Coastal Town in Herceg Novi, Montenegro

Bijela (Montenegrin Cyrillic: Бијела, /cnr/) is a coastal town in the municipality of Herceg Novi, Montenegro. It is also located north of Herceg Novi, by the Verige strait in the Bay of Kotor.

The chronicler Andrija Zmajević claimed that the 16th-century Pope Sixtus V descended from a family originating in the area of Bijela. He also stated that the future Pope's father, Piergentile di Giacomo, was born in the village Bjelske Kruševice near Bijela and moved to Italy to escape the Ottoman conquest.

==Demographics==
The population was 3,748 at the 2003 census and 3,691 at the 2011 census.

Ethnicity in 2011
| Ethnicity | Number | Percentage |
|---|---|---|
| Serbs | 1,645 | 44.6% |
| Montenegrins | 1,441 | 39.0% |
| Croats | 54 | 1.5% |
| Roma | 20 | 0.5% |
| Macedonians | 10 | 0.3% |
| Russians | 9 | 0.2% |
| Bosniaks | 8 | 0.2% |
| Slovenians | 8 | 0.2% |
| other/undeclared | 496 | 13.4% |
| Total | 3,691 | 100% |

==Bijela Adriatic Shipyard==
Bijela was the home of the Jadransko brodogradilište Bijela, (Montenegrin: Јадранско бродоградилиште Бијела) ("Bijela Adriatic Shipyard"), the largest maintenance and repair shipyard dock in Montenegro. The remains of the bankrupt enterprise were sold off in 2020.
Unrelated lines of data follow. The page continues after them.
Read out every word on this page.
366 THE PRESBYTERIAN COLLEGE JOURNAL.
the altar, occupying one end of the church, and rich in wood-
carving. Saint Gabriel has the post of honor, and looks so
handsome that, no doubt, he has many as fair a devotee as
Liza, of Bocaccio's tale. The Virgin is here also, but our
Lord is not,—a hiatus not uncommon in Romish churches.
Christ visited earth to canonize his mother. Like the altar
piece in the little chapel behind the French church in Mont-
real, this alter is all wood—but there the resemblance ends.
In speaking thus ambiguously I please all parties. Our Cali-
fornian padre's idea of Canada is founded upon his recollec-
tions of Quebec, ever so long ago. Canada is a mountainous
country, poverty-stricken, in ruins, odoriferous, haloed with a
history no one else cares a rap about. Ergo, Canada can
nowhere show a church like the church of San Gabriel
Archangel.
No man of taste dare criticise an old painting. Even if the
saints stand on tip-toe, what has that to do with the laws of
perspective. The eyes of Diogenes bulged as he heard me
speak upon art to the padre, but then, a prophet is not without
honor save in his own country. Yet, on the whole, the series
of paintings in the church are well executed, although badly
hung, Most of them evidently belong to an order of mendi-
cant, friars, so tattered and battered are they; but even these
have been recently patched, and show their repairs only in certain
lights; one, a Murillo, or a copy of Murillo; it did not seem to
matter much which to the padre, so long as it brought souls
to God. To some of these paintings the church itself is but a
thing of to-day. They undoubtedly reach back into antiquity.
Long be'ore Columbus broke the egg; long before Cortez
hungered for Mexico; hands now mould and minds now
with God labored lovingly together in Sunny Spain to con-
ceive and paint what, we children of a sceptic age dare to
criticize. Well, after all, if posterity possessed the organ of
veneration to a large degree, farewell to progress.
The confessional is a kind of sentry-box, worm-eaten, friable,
In December 2001 the turbo-electric car ferry Alexander the Great was towed to the shipyard in December 2001 to be converted into a cruise ship, but the project came to a halt and it was not until January 2005 that the ship was towed away.

==Sports==
The local football club is FK Bijela, who played in Montenegro's third tier but currently only play in youth football. The club played their home games at Stadion Bijela.There is also a basketball Team Kk Bijela which competes is youth categoeries.